Even though many HAE attacks appear spontaneously, certain situations present risks for triggering an attack, specifically physical trauma (including medical and dental procedures), and stressful life events. Current US guidelines recommend a single dose of C1INH(IV) 1 to 12 h prior to the stressor event or a course of anabolic androgens starting 5 to 7 days prior and continuing for 2 to 5 days after the event. Even if STP is given prior to a stressor event, it is critical that a supply of on-demand medication be available [5].

Clinical Practice Recommendations/Call to Action

As reviewed earlier, certain clinical and historical findings should raise suspicion of bradykinin-mediated angioedema and prompt appropriate diagnostic laboratory testing, including failure to respond to high-dose antihistamines/steroids/epinephrine (current or past attacks), absence of urticaria, abdominal symptoms, and laryngeal edema. Appropriate diagnostic laboratory evaluations should be obtained. Enlisting the help of a HAE expert will aid in the diagnosis and development of a treatment plan.

After an HAE diagnosis is confirmed, patient education should include clarification regarding genetics and screening family members, as many patients may not be familiar with the genetic component of HAE. Proactive screening for C1INH function, C1INH protein, and C4 plasma levels should be implemented for family members of patients with HAE type 1 or type 2, including parents and grandparents, as well as for siblings, children, and grandchildren aged > 1 year [1, 5]. Although antigenic levels of C4 and C1INH are quite variable in younger children aged < 1 year, functional testing may have adequate sensitivity/specificity to be considered, if needed.

Pregnancy may be associated with an increased rate of HAE attacks in some patients [39]. Attacks are generally rare during labor and delivery but may develop within 48 h of delivery.
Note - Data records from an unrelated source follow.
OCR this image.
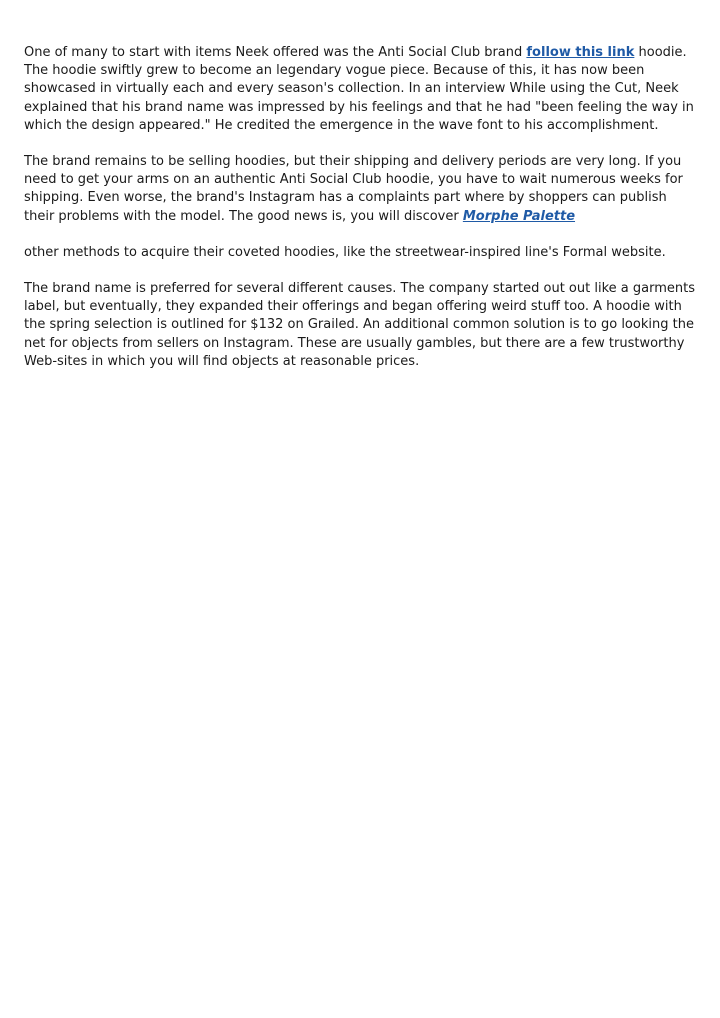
One of many to start with items Neek offered was the Anti Social Club brand follow this link hoodie. The hoodie swiftly grew to become an legendary vogue piece. Because of this, it has now been showcased in virtually each and every season's collection. In an interview While using the Cut, Neek explained that his brand name was impressed by his feelings and that he had "been feeling the way in which the design appeared." He credited the emergence in the wave font to his accomplishment.

The brand remains to be selling hoodies, but their shipping and delivery periods are very long. If you need to get your arms on an authentic Anti Social Club hoodie, you have to wait numerous weeks for shipping. Even worse, the brand's Instagram has a complaints part where by shoppers can publish their problems with the model. The good news is, you will discover Morphe Palette

other methods to acquire their coveted hoodies, like the streetwear-inspired line's Formal website.

The brand name is preferred for several different causes. The company started out out like a garments label, but eventually, they expanded their offerings and began offering weird stuff too. A hoodie with the spring selection is outlined for $132 on Grailed. An additional common solution is to go looking the net for objects from sellers on Instagram. These are usually gambles, but there are a few trustworthy Web-sites in which you will find objects at reasonable prices.
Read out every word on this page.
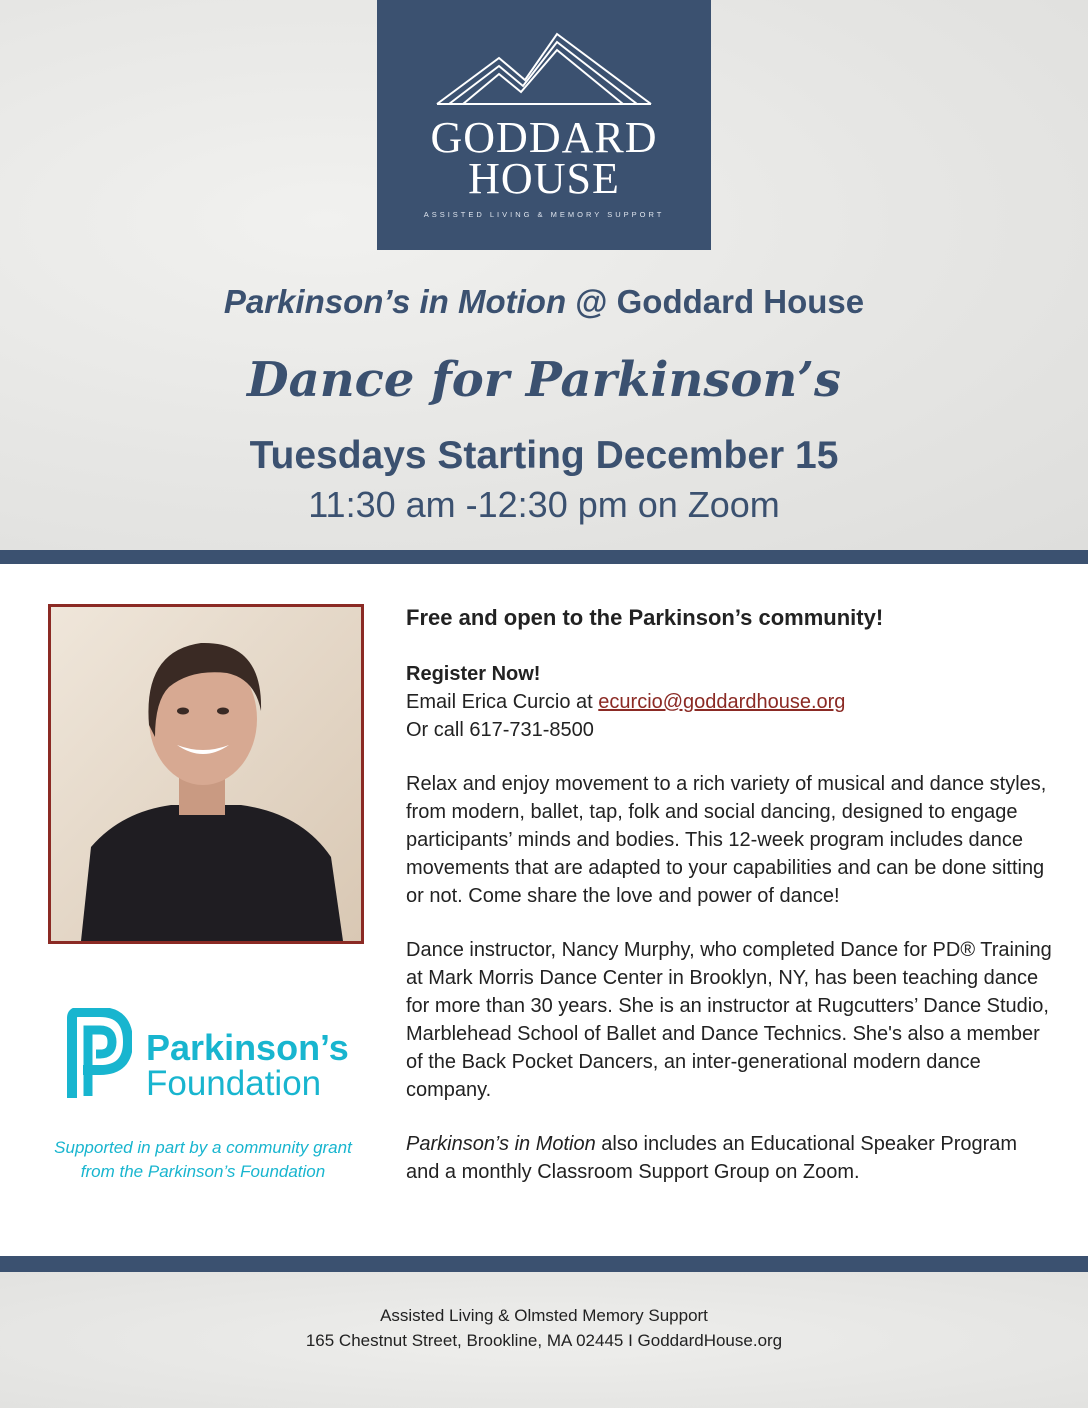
GODDARD
HOUSE
ASSISTED LIVING & MEMORY SUPPORT
Parkinson’s in Motion @ Goddard House
Dance for Parkinson’s
Tuesdays Starting December 15
11:30 am -12:30 pm on Zoom
Parkinson’s
Foundation
Supported in part by a community grant
from the Parkinson’s Foundation

Free and open to the Parkinson’s community!

Register Now!
Email Erica Curcio at ecurcio@goddardhouse.org
Or call 617-731-8500

Relax and enjoy movement to a rich variety of musical and dance styles, from modern, ballet, tap, folk and social dancing, designed to engage participants’ minds and bodies. This 12-week program includes dance movements that are adapted to your capabilities and can be done sitting or not. Come share the love and power of dance!

Dance instructor, Nancy Murphy, who completed Dance for PD® Training at Mark Morris Dance Center in Brooklyn, NY, has been teaching dance for more than 30 years. She is an instructor at Rugcutters’ Dance Studio, Marblehead School of Ballet and Dance Technics. She's also a member of the Back Pocket Dancers, an inter-generational modern dance company.

Parkinson’s in Motion also includes an Educational Speaker Program and a monthly Classroom Support Group on Zoom.

Assisted Living & Olmsted Memory Support
165 Chestnut Street, Brookline, MA 02445 I GoddardHouse.org
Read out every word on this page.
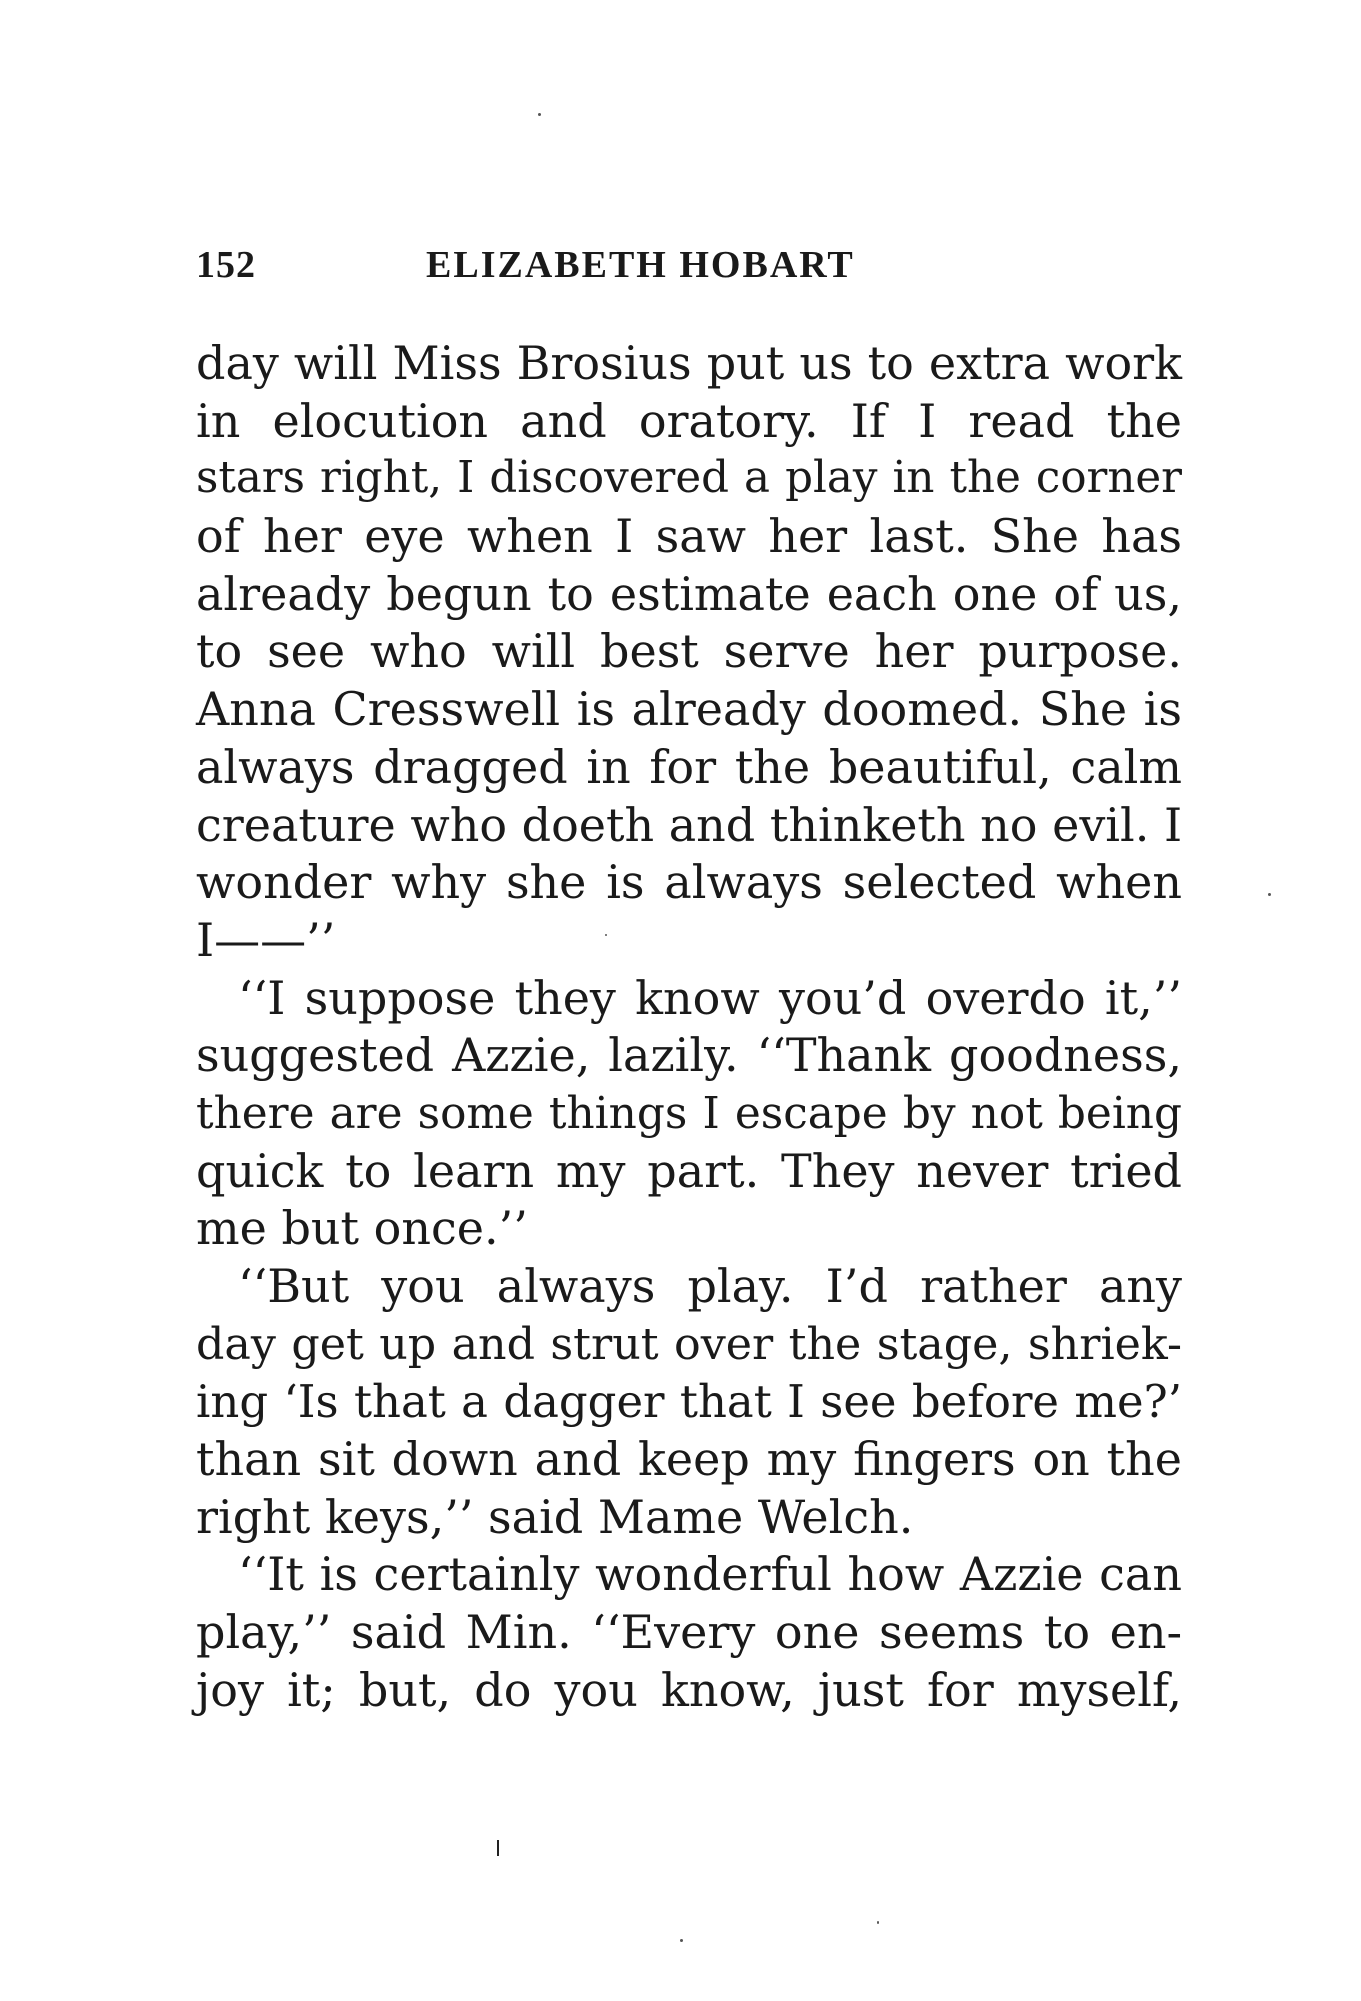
152	ELIZABETH HOBART
day will Miss Brosius put us to extra work
in elocution and oratory. If I read the
stars right, I discovered a play in the corner
of her eye when I saw her last. She has
already begun to estimate each one of us,
to see who will best serve her purpose.
Anna Cresswell is already doomed. She is
always dragged in for the beautiful, calm
creature who doeth and thinketh no evil. I
wonder why she is always selected when
I——’’
‘‘I suppose they know you’d overdo it,’’
suggested Azzie, lazily. ‘‘Thank goodness,
there are some things I escape by not being
quick to learn my part. They never tried
me but once.’’
‘‘But you always play. I’d rather any
day get up and strut over the stage, shriek-
ing ‘Is that a dagger that I see before me?’
than sit down and keep my fingers on the
right keys,’’ said Mame Welch.
‘‘It is certainly wonderful how Azzie can
play,’’ said Min. ‘‘Every one seems to en-
joy it; but, do you know, just for myself,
C1INH is considered the preferred option in pregnant patients [5] and has been used safely for acute management as well as LTP [39]. There are currently insufficient data to support the use of other HAE pathway-specific agents in pregnant patients. Of note, although anabolic steroids have been used for prophylaxis of HAE, their use is contraindicated in pregnant women owing to the potential for adverse fetal effects, such as virilization [5].

Dermatologists who identify and/or care for patients with HAE, as well as patients (and caregivers for pediatric patients), should reach out to the HAE association (HAEA.ORG) to help connect to local HAE experts. In addition, the HAEA and HAE experts can connect providers and patients to educational resources such as webinars and podcasts. Optimal management of HAE calls for the creation of an individualized and comprehensive management plan that incorporates input from an HAE expert and the patient/caregivers. Managing patients with HAE is truly a team effort that is constantly evolving based on the changing needs of the patient.